Technology aids politicking in the 21st century

Soccer moms in a minivan will be approaching you with a MiniVAN on their cell phone. This may seem like a terrible play on words, and it is a horrible pun. Even though it is a horrible pun, it is still true. The Democratic party has started to move away from pen and paper canvassing when it is not necessary. Campaign volunteers are using a cell phone app that connects to the NGP VAN database used by the Democratic party.


The NGP VAN database contains records of who voted for Democratic party candidates in previous elections and who is most likely to do so again. Targeting voters who have voted the way the campaign volunteers would like them to have voted in the past save work and helps canvassers target people who are likely to get out to vote again. As useful as the program may be, it often over targets independent voters who may not be likely to vote the same way in any given election.

Technology is likely to play an increasing role in campaigns, and it may make it easier to get out the vote. While making it easier to get out the vote is good, there are negative aspects to using technology as well. Using cell phone technology may disproportionately impact rural voters. Rural voters do not always live in areas where cell phone data can be accessed.

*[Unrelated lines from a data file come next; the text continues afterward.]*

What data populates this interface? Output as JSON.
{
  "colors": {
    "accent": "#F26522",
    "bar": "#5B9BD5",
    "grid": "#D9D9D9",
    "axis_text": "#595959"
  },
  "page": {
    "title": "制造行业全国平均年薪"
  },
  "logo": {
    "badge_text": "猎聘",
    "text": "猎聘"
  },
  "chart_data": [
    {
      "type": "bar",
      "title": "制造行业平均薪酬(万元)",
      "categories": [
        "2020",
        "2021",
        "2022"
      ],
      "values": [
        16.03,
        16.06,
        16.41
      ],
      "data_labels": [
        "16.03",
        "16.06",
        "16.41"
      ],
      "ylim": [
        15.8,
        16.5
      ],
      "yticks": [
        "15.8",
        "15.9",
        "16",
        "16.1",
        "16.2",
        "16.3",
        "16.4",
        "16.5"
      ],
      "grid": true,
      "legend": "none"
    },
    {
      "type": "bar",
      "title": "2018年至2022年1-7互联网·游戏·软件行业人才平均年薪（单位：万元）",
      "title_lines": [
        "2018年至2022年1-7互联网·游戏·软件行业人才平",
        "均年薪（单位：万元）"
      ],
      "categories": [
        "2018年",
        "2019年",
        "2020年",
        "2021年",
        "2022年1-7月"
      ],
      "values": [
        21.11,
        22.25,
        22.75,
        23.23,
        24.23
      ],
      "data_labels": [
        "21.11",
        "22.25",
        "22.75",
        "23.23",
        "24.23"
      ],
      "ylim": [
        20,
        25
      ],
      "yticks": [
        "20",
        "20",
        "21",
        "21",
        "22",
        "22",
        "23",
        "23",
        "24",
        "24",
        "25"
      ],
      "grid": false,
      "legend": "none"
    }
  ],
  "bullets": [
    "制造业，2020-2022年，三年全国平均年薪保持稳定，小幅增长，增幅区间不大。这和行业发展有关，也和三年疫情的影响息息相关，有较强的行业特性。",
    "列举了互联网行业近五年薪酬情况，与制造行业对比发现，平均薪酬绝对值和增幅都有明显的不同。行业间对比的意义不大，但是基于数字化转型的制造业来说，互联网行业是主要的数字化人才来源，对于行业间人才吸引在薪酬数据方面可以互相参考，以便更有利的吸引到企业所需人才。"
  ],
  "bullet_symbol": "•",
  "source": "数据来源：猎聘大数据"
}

Some areas may have limited access at slower speeds.


This may not cause a problem for Democratic party pollsters as long as they continue to use the old-fashioned pen and paper methods where they are appropriate. The Republicans have not forgotten where most of their core voters live. Perhaps technology may be better used to solve the gerrymandering problem many people seem to have with the current system. Some people believe that gerrymandering gave the United States its current president.